While Storage objects provide a way to save and retrieve Flows, Environments specify how your Flow should be run e.g., which executor to use and whether there are any auxiliary infrastructure requirements for your Flow's execution. For example, if you want to run your Flow on Kubernetes using an auto-scaling Dask cluster then you're going to want to use an environment for that!
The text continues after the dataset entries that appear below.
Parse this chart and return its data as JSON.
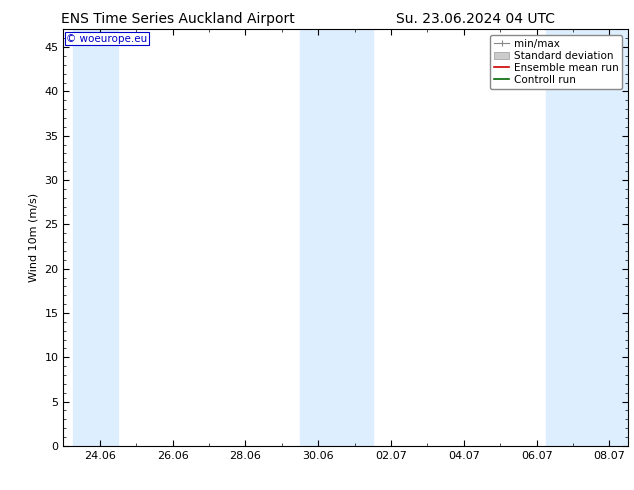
{
  "title_left": "ENS Time Series Auckland Airport",
  "title_right": "Su. 23.06.2024 04 UTC",
  "ylabel": "Wind 10m (m/s)",
  "watermark": "© woeurope.eu",
  "ylim": [
    0,
    47
  ],
  "yticks": [
    0,
    5,
    10,
    15,
    20,
    25,
    30,
    35,
    40,
    45
  ],
  "xtick_labels": [
    "24.06",
    "26.06",
    "28.06",
    "30.06",
    "02.07",
    "04.07",
    "06.07",
    "08.07"
  ],
  "shaded_color": "#ddeeff",
  "legend_labels": [
    "min/max",
    "Standard deviation",
    "Ensemble mean run",
    "Controll run"
  ],
  "legend_colors_line": [
    "#aaaaaa",
    "#cccccc",
    "#ff0000",
    "#006600"
  ],
  "background_color": "#ffffff",
  "title_fontsize": 10,
  "axis_fontsize": 8,
  "tick_fontsize": 8,
  "legend_fontsize": 7.5
}
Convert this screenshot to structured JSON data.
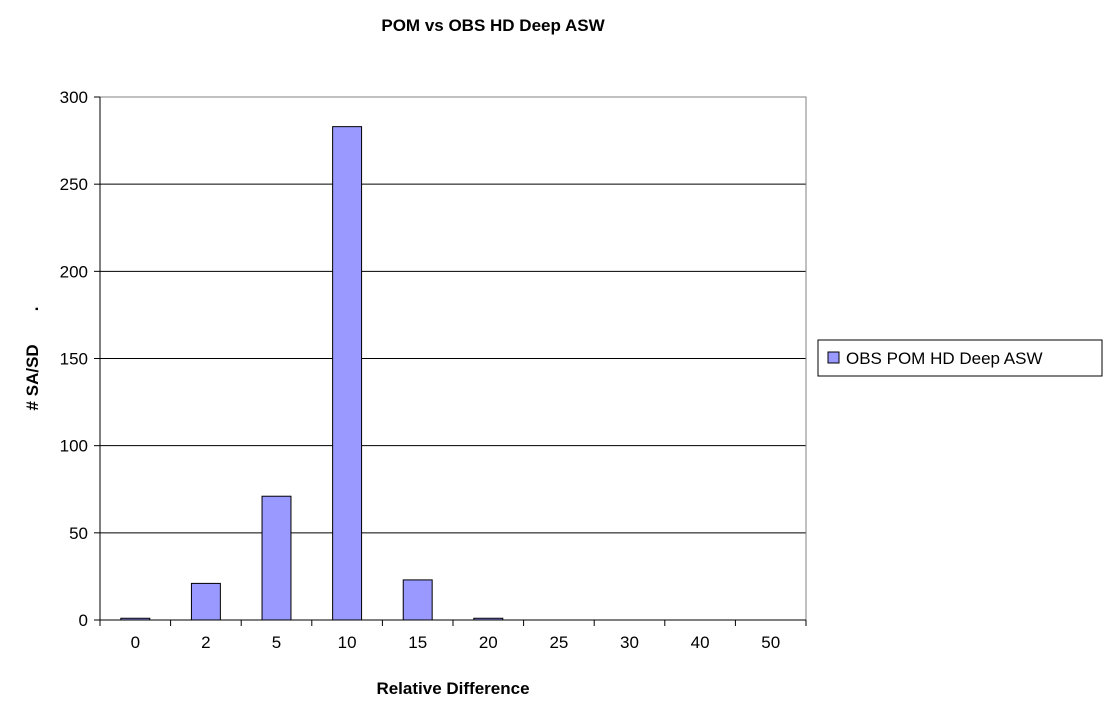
{
  "chart_data": {
    "type": "bar",
    "title": "POM vs OBS HD Deep ASW",
    "xlabel": "Relative Difference",
    "ylabel": "# SA/SD       .",
    "categories": [
      "0",
      "2",
      "5",
      "10",
      "15",
      "20",
      "25",
      "30",
      "40",
      "50"
    ],
    "series": [
      {
        "name": "OBS POM HD Deep ASW",
        "values": [
          1,
          21,
          71,
          283,
          23,
          1,
          0,
          0,
          0,
          0
        ]
      }
    ],
    "ylim": [
      0,
      300
    ],
    "yticks": [
      0,
      50,
      100,
      150,
      200,
      250,
      300
    ],
    "grid": true,
    "legend_position": "right",
    "colors": {
      "bar_fill": "#9999ff",
      "bar_stroke": "#000000",
      "grid": "#000000",
      "plot_border": "#808080"
    }
  }
}
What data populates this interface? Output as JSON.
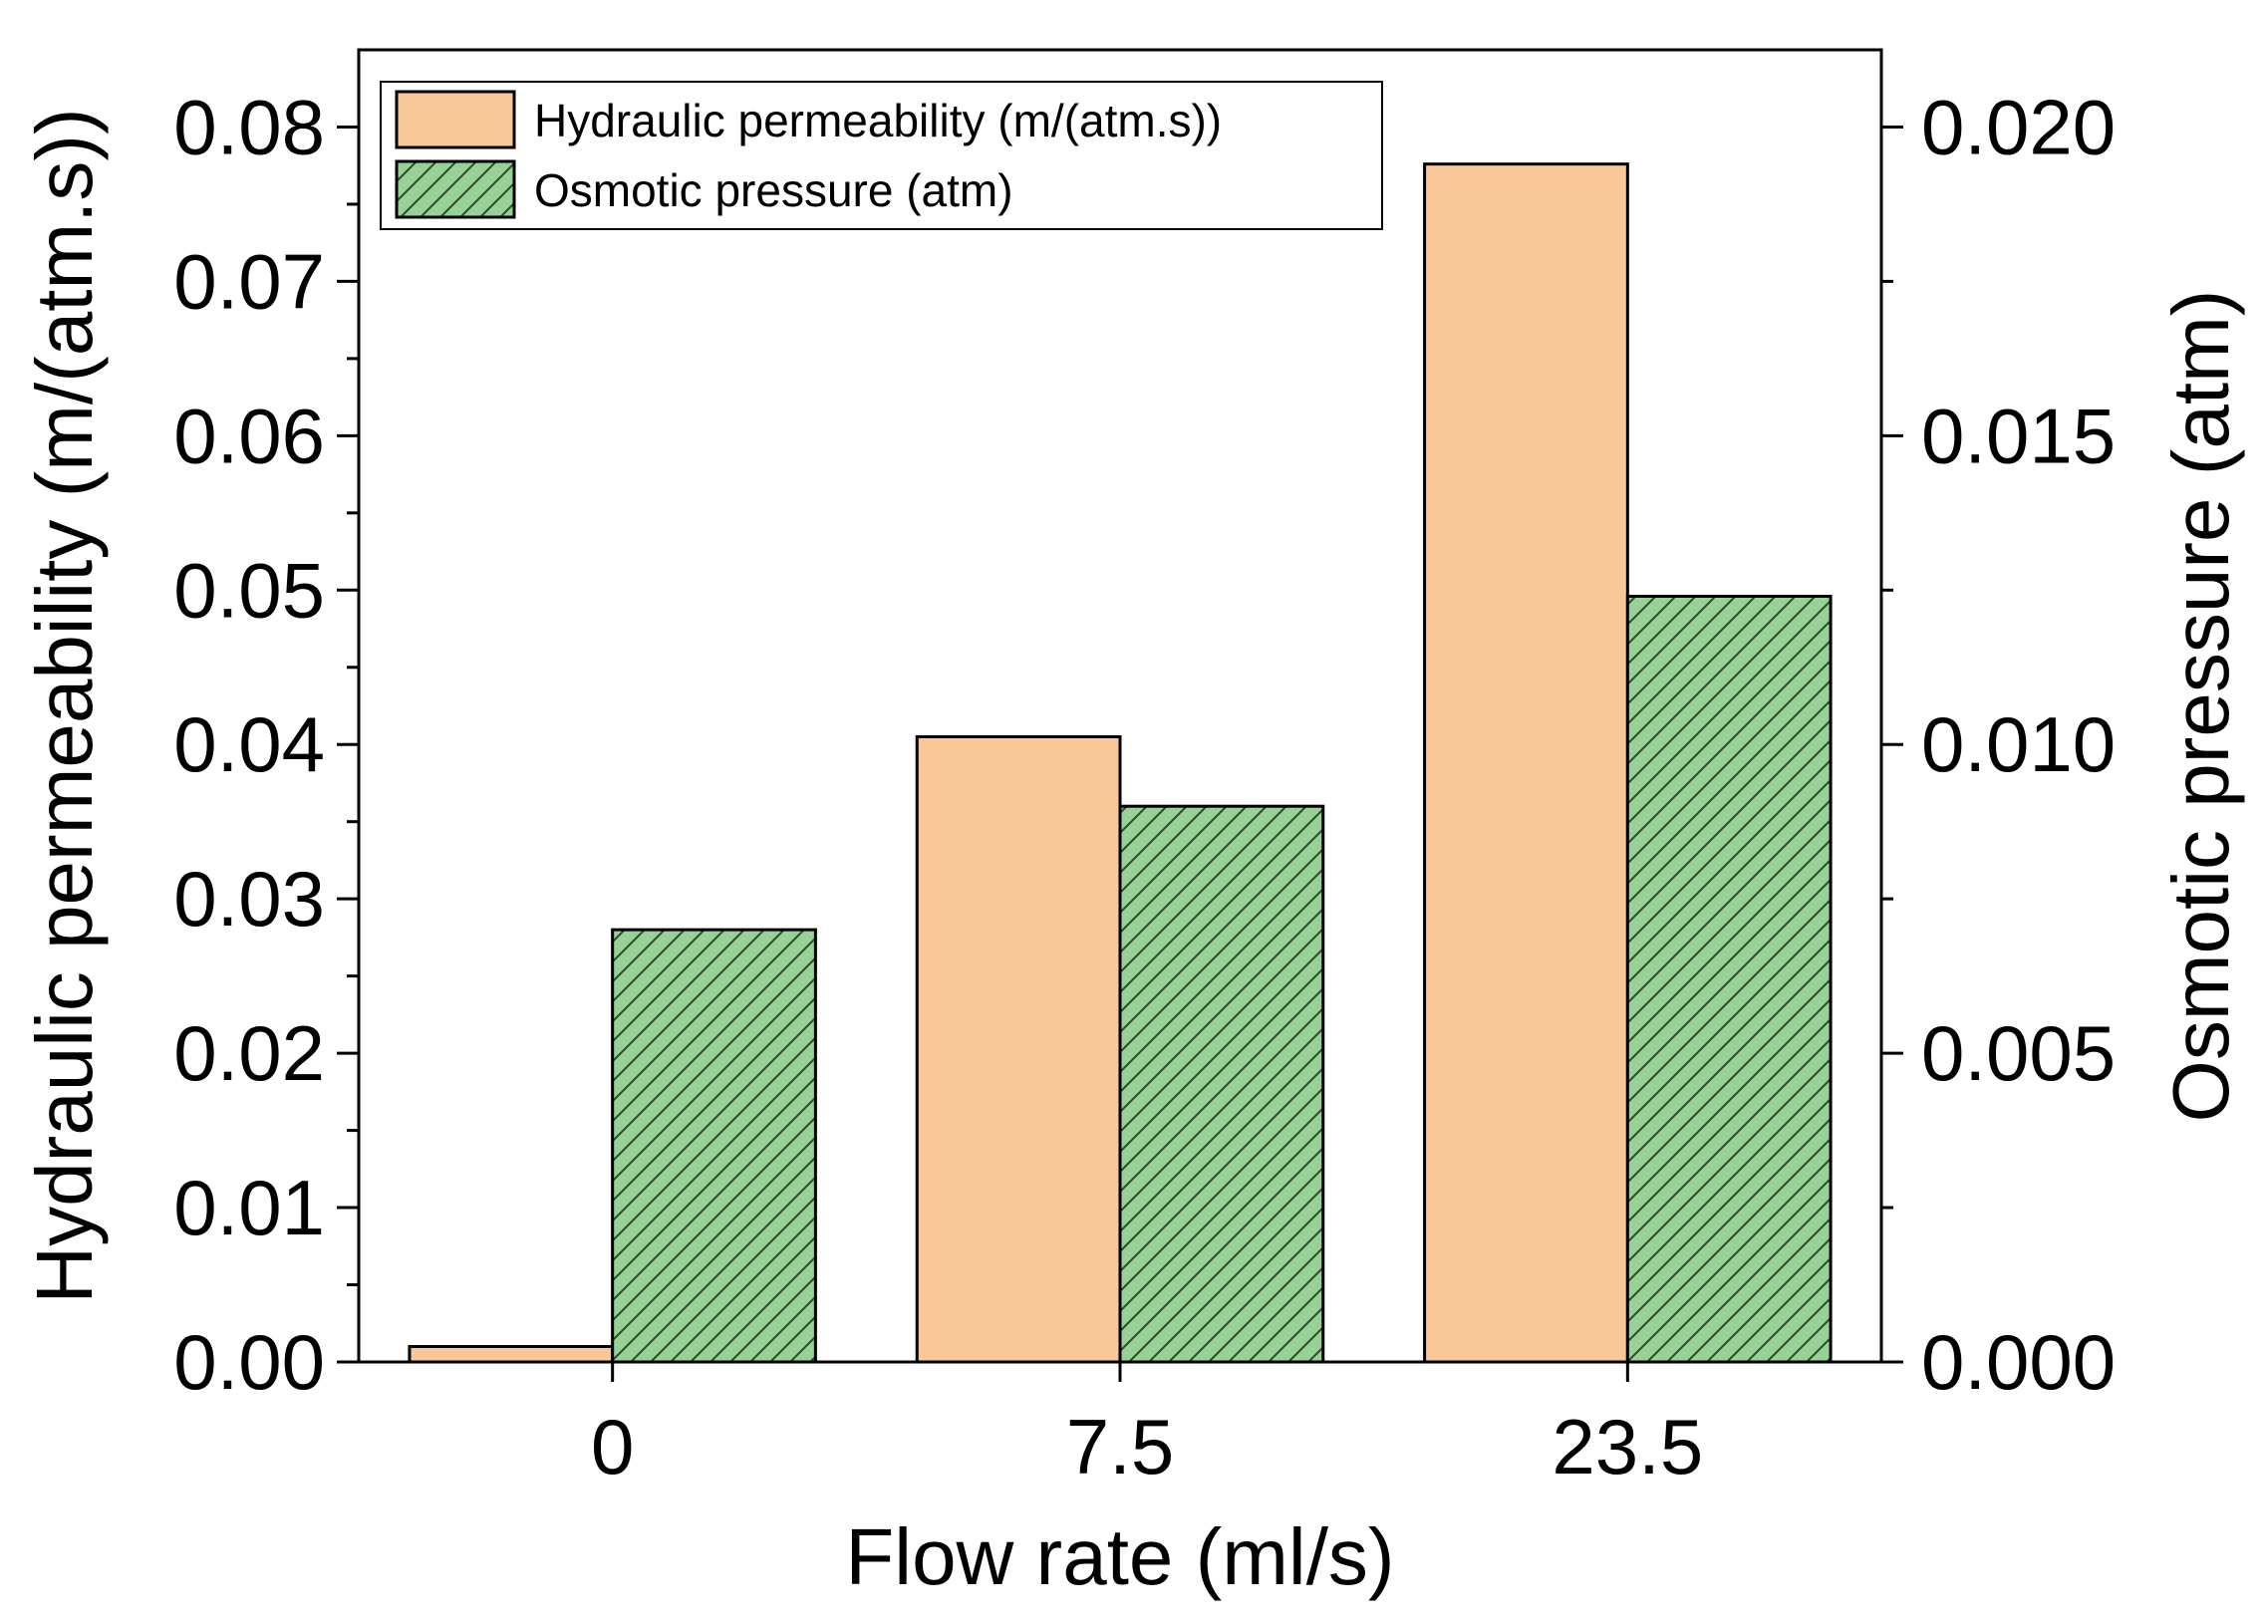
{
  "chart_data": {
    "type": "bar",
    "xlabel": "Flow rate (ml/s)",
    "ylabel": "Hydraulic permeability (m/(atm.s))",
    "y2label": "Osmotic pressure (atm)",
    "categories": [
      "0",
      "7.5",
      "23.5"
    ],
    "ylim": [
      0,
      0.085
    ],
    "y2lim": [
      0,
      0.02125
    ],
    "yticks": [
      "0.00",
      "0.01",
      "0.02",
      "0.03",
      "0.04",
      "0.05",
      "0.06",
      "0.07",
      "0.08"
    ],
    "y2ticks": [
      "0.000",
      "0.005",
      "0.010",
      "0.015",
      "0.020"
    ],
    "legend_position": "top-left",
    "series": [
      {
        "name": "Hydraulic permeability (m/(atm.s))",
        "axis": "left",
        "values": [
          0.001,
          0.0405,
          0.0776
        ],
        "color": "#FAC898",
        "pattern": "solid"
      },
      {
        "name": "Osmotic pressure (atm)",
        "axis": "right",
        "values": [
          0.007,
          0.009,
          0.0124
        ],
        "color": "#98D195",
        "pattern": "diagonal-hatch"
      }
    ]
  }
}
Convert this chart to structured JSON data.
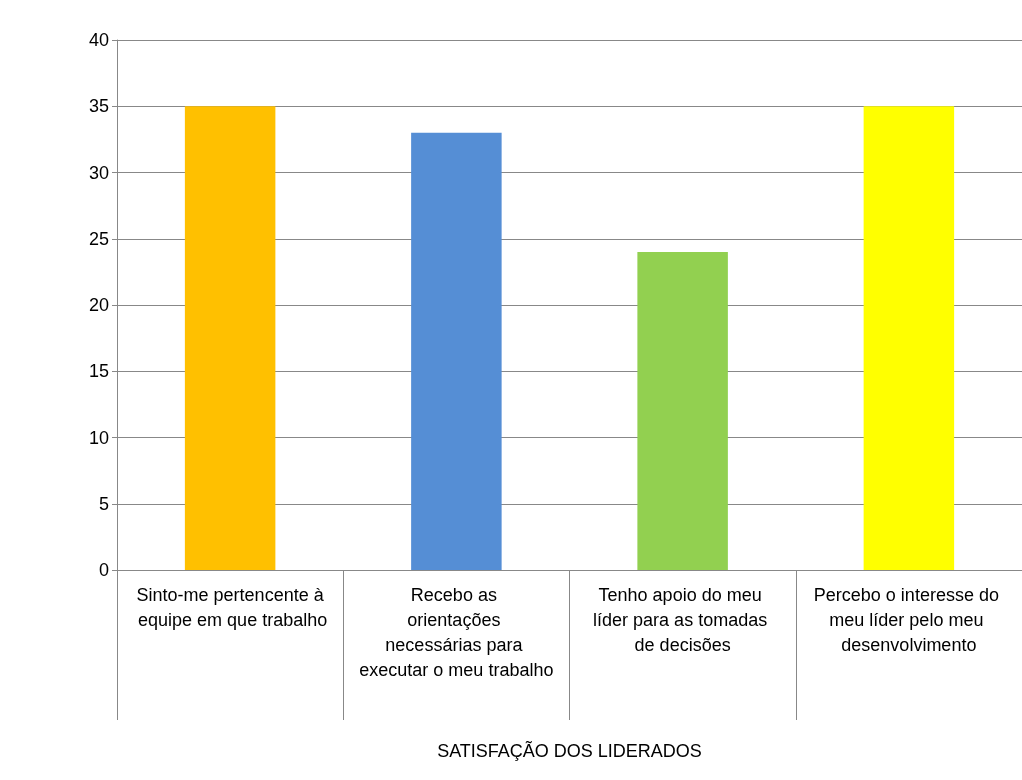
{
  "chart_data": {
    "type": "bar",
    "xlabel": "SATISFAÇÃO DOS LIDERADOS",
    "categories": [
      "Sinto-me pertencente à equipe em que trabalho",
      "Recebo as orientações necessárias para executar o meu trabalho",
      "Tenho apoio do meu líder para as tomadas de decisões",
      "Percebo o interesse do meu líder pelo meu desenvolvimento"
    ],
    "values": [
      35,
      33,
      24,
      35
    ],
    "colors": [
      "#ffc000",
      "#558ed5",
      "#92d050",
      "#ffff00"
    ],
    "ylim": [
      0,
      40
    ],
    "yticks": [
      0,
      5,
      10,
      15,
      20,
      25,
      30,
      35,
      40
    ],
    "grid": "y"
  }
}
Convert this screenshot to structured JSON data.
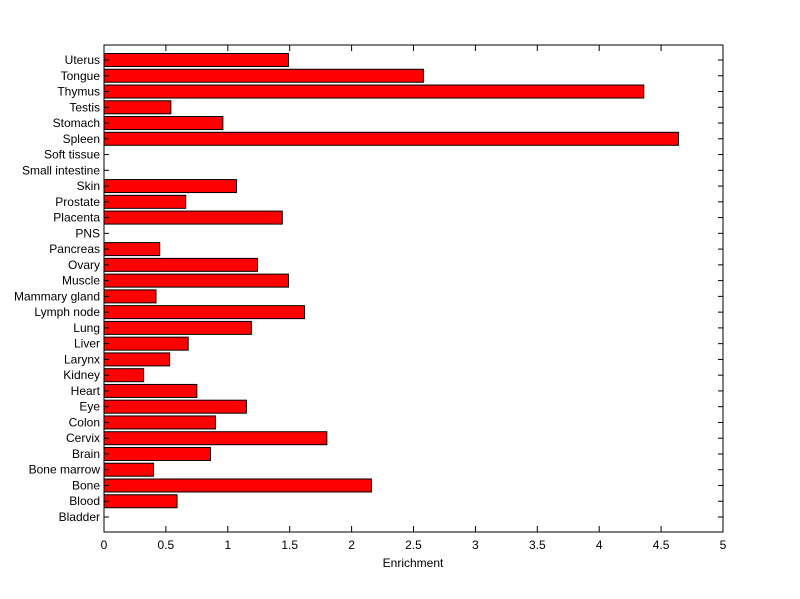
{
  "chart_data": {
    "type": "bar",
    "orientation": "horizontal",
    "title": "",
    "xlabel": "Enrichment",
    "ylabel": "",
    "xlim": [
      0,
      5
    ],
    "xticks": [
      "0",
      "0.5",
      "1",
      "1.5",
      "2",
      "2.5",
      "3",
      "3.5",
      "4",
      "4.5",
      "5"
    ],
    "xtick_values": [
      0,
      0.5,
      1,
      1.5,
      2,
      2.5,
      3,
      3.5,
      4,
      4.5,
      5
    ],
    "grid": false,
    "bar_color": "#ff0000",
    "categories": [
      "Uterus",
      "Tongue",
      "Thymus",
      "Testis",
      "Stomach",
      "Spleen",
      "Soft tissue",
      "Small intestine",
      "Skin",
      "Prostate",
      "Placenta",
      "PNS",
      "Pancreas",
      "Ovary",
      "Muscle",
      "Mammary gland",
      "Lymph node",
      "Lung",
      "Liver",
      "Larynx",
      "Kidney",
      "Heart",
      "Eye",
      "Colon",
      "Cervix",
      "Brain",
      "Bone marrow",
      "Bone",
      "Blood",
      "Bladder"
    ],
    "values": [
      1.49,
      2.58,
      4.36,
      0.54,
      0.96,
      4.64,
      0,
      0,
      1.07,
      0.66,
      1.44,
      0,
      0.45,
      1.24,
      1.49,
      0.42,
      1.62,
      1.19,
      0.68,
      0.53,
      0.32,
      0.75,
      1.15,
      0.9,
      1.8,
      0.86,
      0.4,
      2.16,
      0.59,
      0
    ]
  }
}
# How Environments are Used

By default, Prefect attaches LocalEnvironment with your local default executor to every Flow you create. To specify a different environment, provide it to your Flow at initialization:

from prefect.executors import DaskExecutor
from prefect.environments import LocalEnvironment

f = Flow("example-env", environment=LocalEnvironment(executor=DaskExecutor()))

or assign it directly:

from prefect.executors import DaskExecutor
from prefect.environments import LocalEnvironment

f = Flow("example-env")
f.environment = LocalEnvironment(executor=DaskExecutor())

# Setup & Execute

The two main environment functions are setup and execute. The setup function is responsible for creating or prepping any infrastructure requirements before the Flow is executed e.g., spinning up a Dask cluster or checking available platform resources. The execute function is responsible for actually telling the Flow where and how it needs to run e.g., running the Flow in process, as per the LocalEnvironment, or registering a new Fargate task, as per the FargateTaskEnvironment.

# Environment Callbacks

Each Prefect environment has two optional arguments - on_start and on_exit - which can be used to add functionality outside of infrastructure or Flow-related processes. The on_start callback is executed before the Flow starts in the main process; the on_exit callback is executed after the Flow finishes.

For more information on the design behind Environment Callbacks visit PIN 12.

# Callback Example

In this example we have a function called report_cluster_metrics which, when run on a Kubernetes cluster, gathers information about current resource usage. We can use this to track resource usage both before and after a Flow run.

from prefect import Flow, task
from prefect.environments import LocalEnvironment


# Report cluster metrics that we will use before and after Flow run
def report_cluster_metrics():
    get_me_some_metrics()


@task
def extract():
    """Get a list of data"""
    return [1, 2, 3]


@task
def transform(data):
    """Multiply the input by 10"""
    return [i * 10 for i in data]


@task
def load(data):
    """Print the data to indicate it was received"""
    print("Here's your data: {}".format(data))


# Attach out metrics reporting callbacks
environment = LocalEnvironment(
    on_start=report_cluster_metrics,
    on_exit=report_cluster_metrics
)


with Flow("Callback-Example", environment=environment) as flow:
    e = extract()
    t = transform(e)
    l = load(t)

# Labels

Environments expose a configurable list of labels, allowing you to label your Flows and determine where they are executed. This works in conjunction with the list of labels you may provide on your Prefect Agents.

# Label Example

An Agent's labels must be a superset of the labels specified on a Flow's environment. This means that if a Flow's environment labels are specified as ["dev"] and an Agent is running with labels set to ["dev", "staging"], the agent will run that Flow because the dev label is a subset of the labels provided to the Agent.

from prefect.environments import LocalEnvironment

f = Flow("example-label")
f.environment = LocalEnvironment(labels=["dev"])
from prefect.agent.local import LocalAgent

LocalAgent(labels=["dev", "staging"]).start()

# Flow will be picked up by this agent

On the other hand if you register a flow that has environment labels set to ["dev", "staging"] and run an Agent with the labels ["dev"] then it will not pick up the flow because there exists labels in the environment which were not provided to the agent.

from prefect.environments import LocalEnvironment

f = Flow("example-label")
f.environment = LocalEnvironment(labels=["dev", "staging"])
from prefect.agent.local import LocalAgent

LocalAgent(labels=["dev"]).start()

# Flow will NOT be picked up by this agent

Empty Labels

An empty label list is effectively considered a label. This means that if you register a flow with no environment labels it will only be picked up by Agents which also do not have labels specified.